Mergers and Acquisitions: Start Now or Forever Hold Your Company

Your company, like many companies in Silicon Valley, may suddenly find itself faced with a market window to sell and provide a liquid return for its owners. If you are an entrepreneur or other business owner, you are always on the lookout to reap the value of your business. Before you start planning the next phase of your life, however, you need to plan carefully how you will sell your company.

A company sale is typically a multi-year process, and the sooner you begin the better off you will be when a deal finally arrives. Although exceptions exist, particularly in the roulette world of high technology start-ups, a good rule of thumb is that it will take you between two to four years to sell an operating company. You should plan to begin the process no later than three years before you plan to close. Preferably you should start when you form the company.

Why so early? If you are an owner-operator, you will need to change your focus from maximizing the amount of cash and other compensation you generate from your company, to improving business valuation. A simple mathematical example drives home the point. Many companies are sold on a multiple based on earnings before interest, taxes, depreciation, and amortization (often referred to as “EBITDA”). If your business can be sold for five times EBITDA, that extra dollar in compensation will cost you five dollars in sale price.

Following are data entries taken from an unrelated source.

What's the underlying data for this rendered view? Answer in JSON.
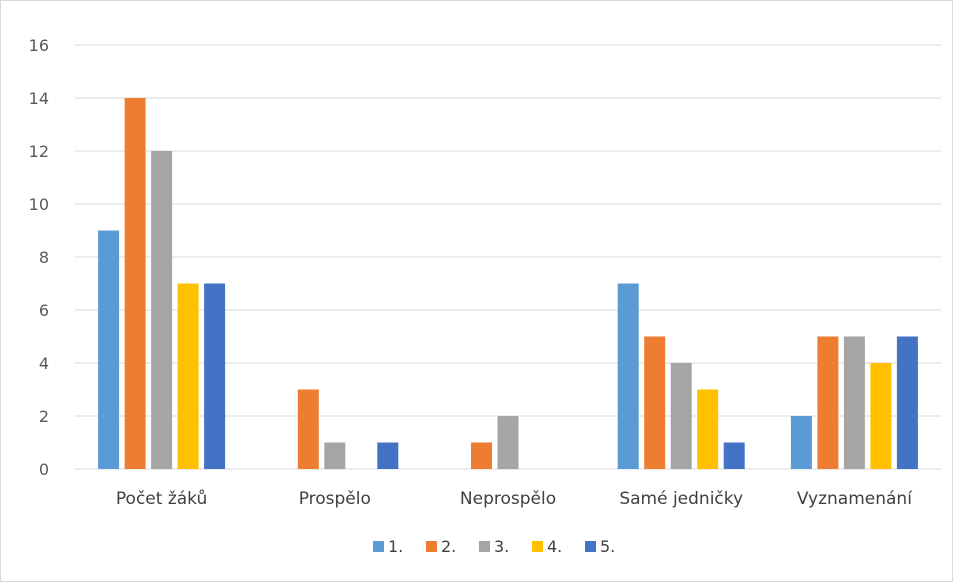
{
  "chart_data": {
    "type": "bar",
    "title": "",
    "xlabel": "",
    "ylabel": "",
    "ylim": [
      0,
      16
    ],
    "yticks": [
      "0",
      "2",
      "4",
      "6",
      "8",
      "10",
      "12",
      "14",
      "16"
    ],
    "grid": true,
    "legend_position": "bottom",
    "categories": [
      "Počet žáků",
      "Prospělo",
      "Neprospělo",
      "Samé jedničky",
      "Vyznamenání"
    ],
    "series": [
      {
        "name": "1.",
        "color": "#5b9bd5",
        "values": [
          9,
          0,
          0,
          7,
          2
        ]
      },
      {
        "name": "2.",
        "color": "#ed7d31",
        "values": [
          14,
          3,
          1,
          5,
          5
        ]
      },
      {
        "name": "3.",
        "color": "#a5a5a5",
        "values": [
          12,
          1,
          2,
          4,
          5
        ]
      },
      {
        "name": "4.",
        "color": "#ffc000",
        "values": [
          7,
          0,
          0,
          3,
          4
        ]
      },
      {
        "name": "5.",
        "color": "#4472c4",
        "values": [
          7,
          1,
          0,
          1,
          5
        ]
      }
    ]
  }
}
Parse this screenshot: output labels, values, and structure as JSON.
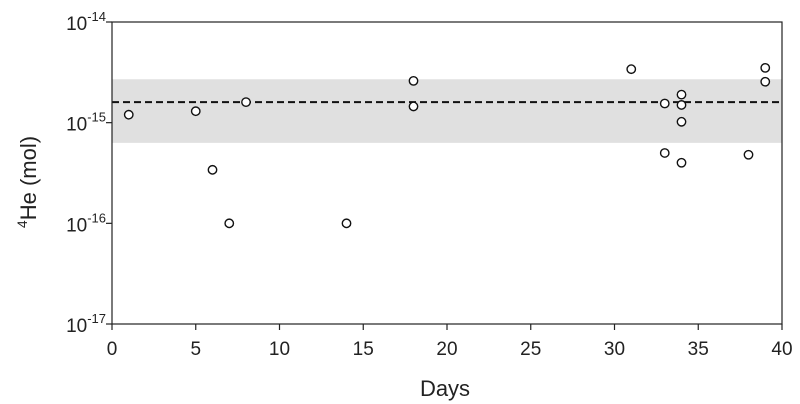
{
  "chart_data": {
    "type": "scatter",
    "xlabel": "Days",
    "ylabel": {
      "superscript": "4",
      "main": "He (mol)"
    },
    "xlim": [
      0,
      40
    ],
    "ylim": [
      1e-17,
      1e-14
    ],
    "y_scale": "log",
    "x_ticks": [
      0,
      5,
      10,
      15,
      20,
      25,
      30,
      35,
      40
    ],
    "y_ticks": [
      {
        "value": 1e-17,
        "base": "10",
        "exp": "-17"
      },
      {
        "value": 1e-16,
        "base": "10",
        "exp": "-16"
      },
      {
        "value": 1e-15,
        "base": "10",
        "exp": "-15"
      },
      {
        "value": 1e-14,
        "base": "10",
        "exp": "-14"
      }
    ],
    "grid": false,
    "reference_line": {
      "y": 1.6e-15,
      "style": "dashed",
      "color": "#111111"
    },
    "reference_band": {
      "y_low": 6.3e-16,
      "y_high": 2.7e-15,
      "color": "#e0e0e0"
    },
    "series": [
      {
        "marker": "open-circle",
        "points": [
          {
            "x": 1,
            "y": 1.2e-15
          },
          {
            "x": 5,
            "y": 1.3e-15
          },
          {
            "x": 6,
            "y": 3.4e-16
          },
          {
            "x": 7,
            "y": 1e-16
          },
          {
            "x": 8,
            "y": 1.6e-15
          },
          {
            "x": 14,
            "y": 1e-16
          },
          {
            "x": 18,
            "y": 2.6e-15
          },
          {
            "x": 18,
            "y": 1.45e-15
          },
          {
            "x": 31,
            "y": 3.4e-15
          },
          {
            "x": 33,
            "y": 1.55e-15
          },
          {
            "x": 33,
            "y": 5e-16
          },
          {
            "x": 34,
            "y": 1.9e-15
          },
          {
            "x": 34,
            "y": 1.5e-15
          },
          {
            "x": 34,
            "y": 1.02e-15
          },
          {
            "x": 34,
            "y": 4e-16
          },
          {
            "x": 38,
            "y": 4.8e-16
          },
          {
            "x": 39,
            "y": 3.5e-15
          },
          {
            "x": 39,
            "y": 2.55e-15
          }
        ]
      }
    ]
  }
}
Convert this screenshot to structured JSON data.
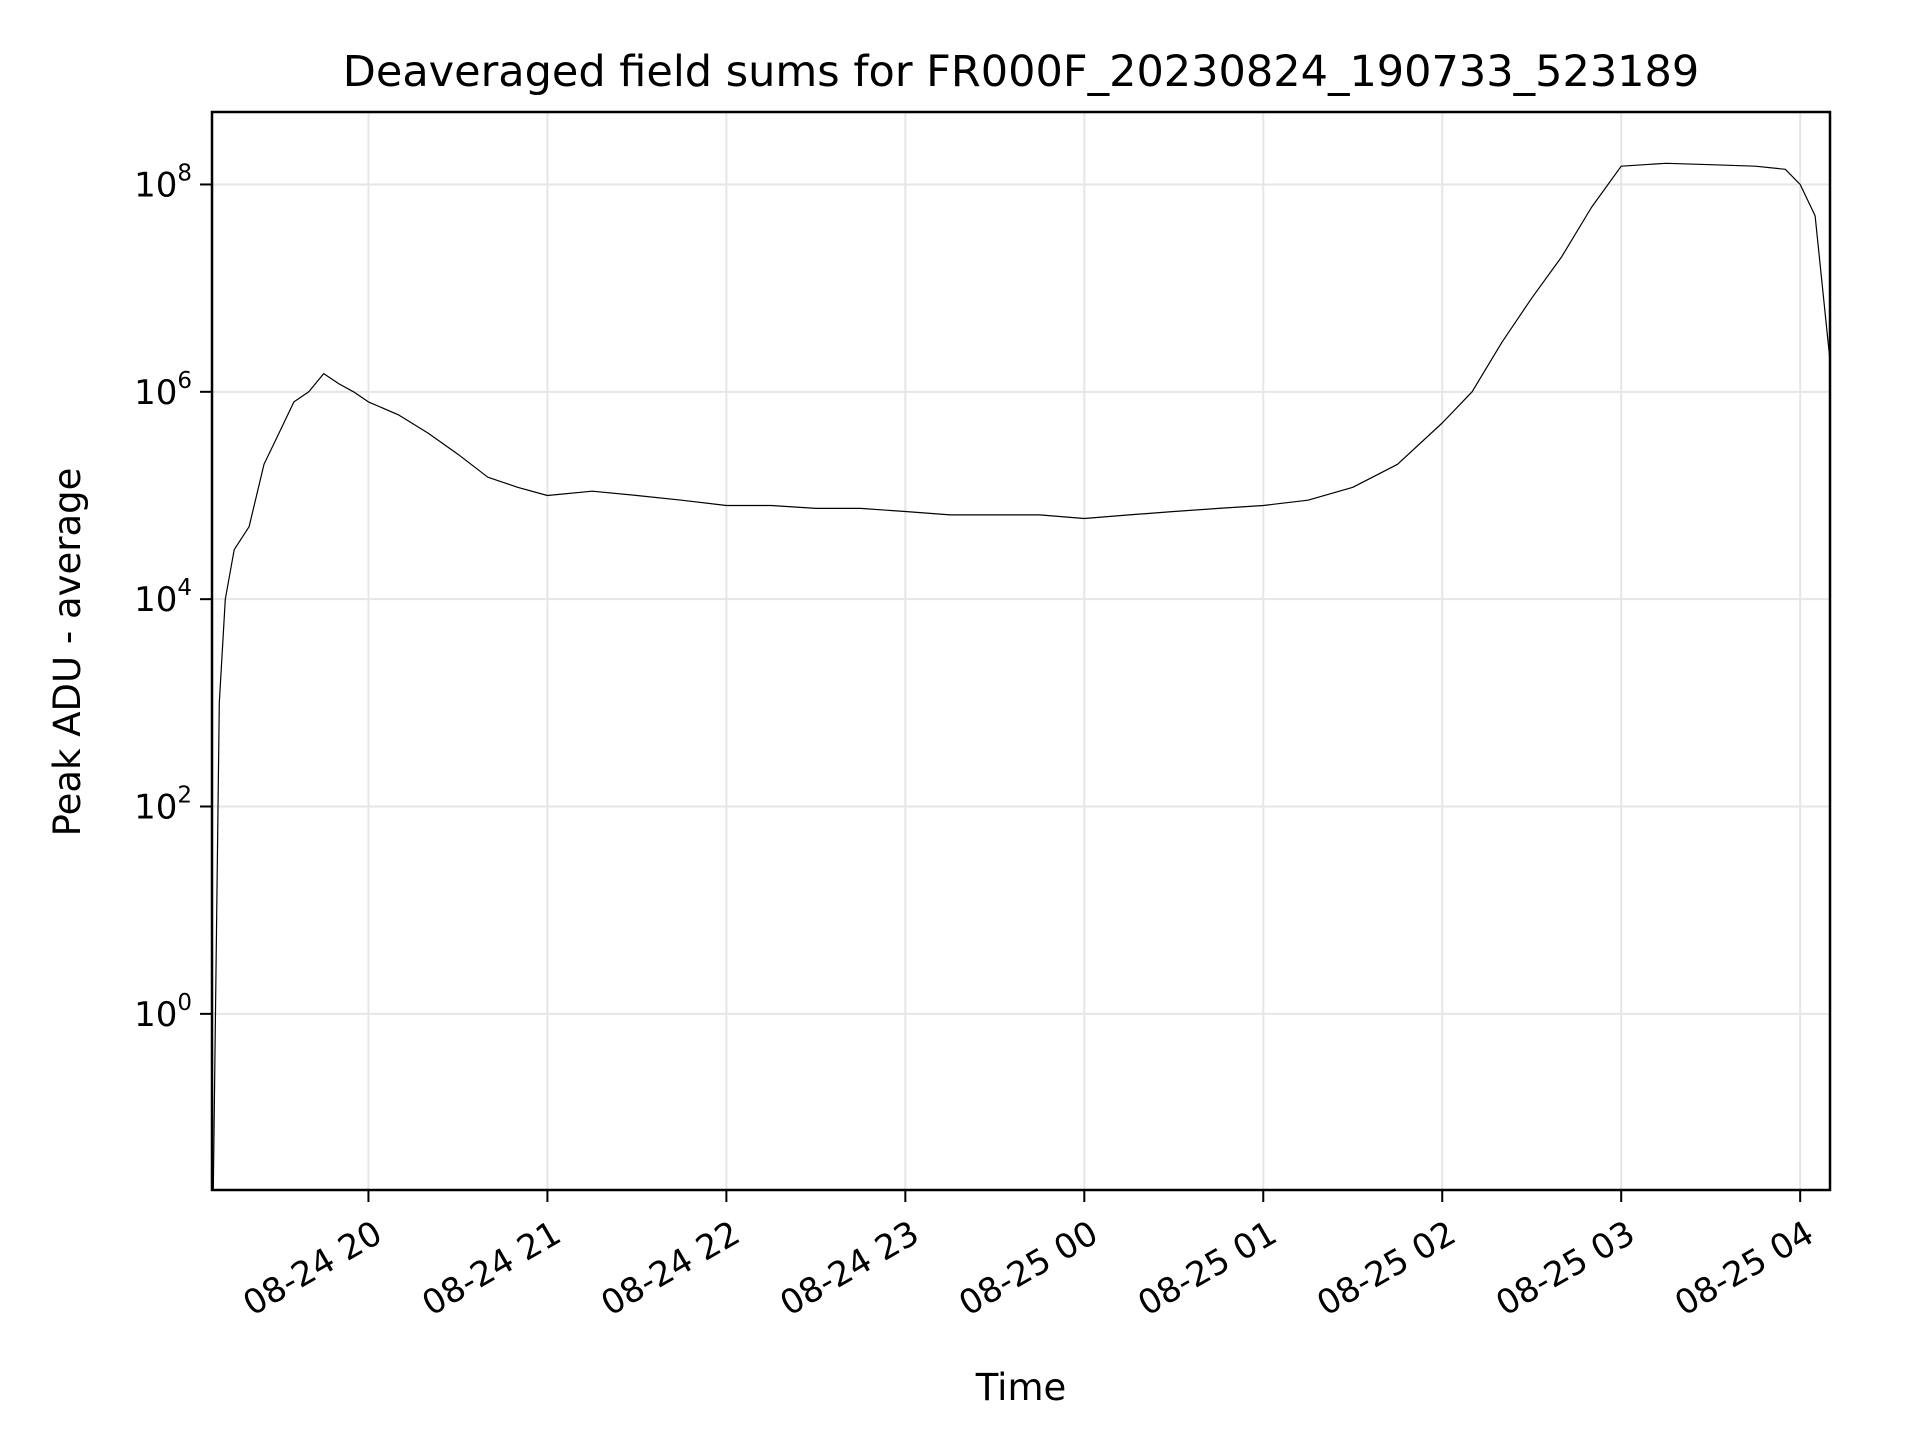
{
  "chart_data": {
    "type": "line",
    "title": "Deaveraged field sums for FR000F_20230824_190733_523189",
    "xlabel": "Time",
    "ylabel": "Peak ADU - average",
    "yscale": "log",
    "xlim": [
      "2023-08-24T19:07:33",
      "2023-08-25T04:10:00"
    ],
    "ylim": [
      0.02,
      500000000
    ],
    "grid": true,
    "line_color": "#000000",
    "x_ticks": [
      {
        "value": "2023-08-24T20:00:00",
        "label": "08-24 20"
      },
      {
        "value": "2023-08-24T21:00:00",
        "label": "08-24 21"
      },
      {
        "value": "2023-08-24T22:00:00",
        "label": "08-24 22"
      },
      {
        "value": "2023-08-24T23:00:00",
        "label": "08-24 23"
      },
      {
        "value": "2023-08-25T00:00:00",
        "label": "08-25 00"
      },
      {
        "value": "2023-08-25T01:00:00",
        "label": "08-25 01"
      },
      {
        "value": "2023-08-25T02:00:00",
        "label": "08-25 02"
      },
      {
        "value": "2023-08-25T03:00:00",
        "label": "08-25 03"
      },
      {
        "value": "2023-08-25T04:00:00",
        "label": "08-25 04"
      }
    ],
    "y_ticks": [
      {
        "value": 1,
        "base": "10",
        "exp": "0"
      },
      {
        "value": 100,
        "base": "10",
        "exp": "2"
      },
      {
        "value": 10000,
        "base": "10",
        "exp": "4"
      },
      {
        "value": 1000000,
        "base": "10",
        "exp": "6"
      },
      {
        "value": 100000000,
        "base": "10",
        "exp": "8"
      }
    ],
    "series": [
      {
        "x": [
          "2023-08-24T19:08:00",
          "2023-08-24T19:10:00",
          "2023-08-24T19:12:00",
          "2023-08-24T19:15:00",
          "2023-08-24T19:20:00",
          "2023-08-24T19:25:00",
          "2023-08-24T19:30:00",
          "2023-08-24T19:35:00",
          "2023-08-24T19:40:00",
          "2023-08-24T19:45:00",
          "2023-08-24T19:50:00",
          "2023-08-24T19:55:00",
          "2023-08-24T20:00:00",
          "2023-08-24T20:10:00",
          "2023-08-24T20:20:00",
          "2023-08-24T20:30:00",
          "2023-08-24T20:40:00",
          "2023-08-24T20:50:00",
          "2023-08-24T21:00:00",
          "2023-08-24T21:15:00",
          "2023-08-24T21:30:00",
          "2023-08-24T21:45:00",
          "2023-08-24T22:00:00",
          "2023-08-24T22:15:00",
          "2023-08-24T22:30:00",
          "2023-08-24T22:45:00",
          "2023-08-24T23:00:00",
          "2023-08-24T23:15:00",
          "2023-08-24T23:30:00",
          "2023-08-24T23:45:00",
          "2023-08-25T00:00:00",
          "2023-08-25T00:15:00",
          "2023-08-25T00:30:00",
          "2023-08-25T00:45:00",
          "2023-08-25T01:00:00",
          "2023-08-25T01:15:00",
          "2023-08-25T01:30:00",
          "2023-08-25T01:45:00",
          "2023-08-25T02:00:00",
          "2023-08-25T02:10:00",
          "2023-08-25T02:20:00",
          "2023-08-25T02:30:00",
          "2023-08-25T02:40:00",
          "2023-08-25T02:50:00",
          "2023-08-25T03:00:00",
          "2023-08-25T03:15:00",
          "2023-08-25T03:30:00",
          "2023-08-25T03:45:00",
          "2023-08-25T03:55:00",
          "2023-08-25T04:00:00",
          "2023-08-25T04:05:00",
          "2023-08-25T04:10:00"
        ],
        "y": [
          0.02,
          1000,
          10000,
          30000,
          50000,
          200000,
          400000,
          800000,
          1000000,
          1500000,
          1200000,
          1000000,
          800000,
          600000,
          400000,
          250000,
          150000,
          120000,
          100000,
          110000,
          100000,
          90000,
          80000,
          80000,
          75000,
          75000,
          70000,
          65000,
          65000,
          65000,
          60000,
          65000,
          70000,
          75000,
          80000,
          90000,
          120000,
          200000,
          500000,
          1000000,
          3000000,
          8000000,
          20000000,
          60000000,
          150000000,
          160000000,
          155000000,
          150000000,
          140000000,
          100000000,
          50000000,
          2000000
        ]
      }
    ]
  }
}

Even if you are not an owner-operator, you need to start early to show a smooth history of revenue growth. Managing EBITDA to show constant year-over-year growth can go far in creating a perception of value, and of lower financial risk for the buyer.

Another reason to start early, regardless of whether you are a single owner or work with a number of investors, is that you will likely need to clean up a number of items. Of these, your financial statements are key. It is critical that your financial statements be expressed in generally accepted accounting principles, or GAAP, so that a buyer can compare your business with others and is comfortable that the financials have been prepared using standards acceptable to the accounting profession. Your legal documentation should also be tight. Your basic entity documentation, employment contracts, and materials agreements with key customers and vendors should be complete and fully executed. If you have a technology company, you will need a signed agreement from any person creating technology for your company assigning to the company any technology he or she has created.

Your ability to secure for yourself and your investors value for the company you have built may only occur once. Make sure you are prepared.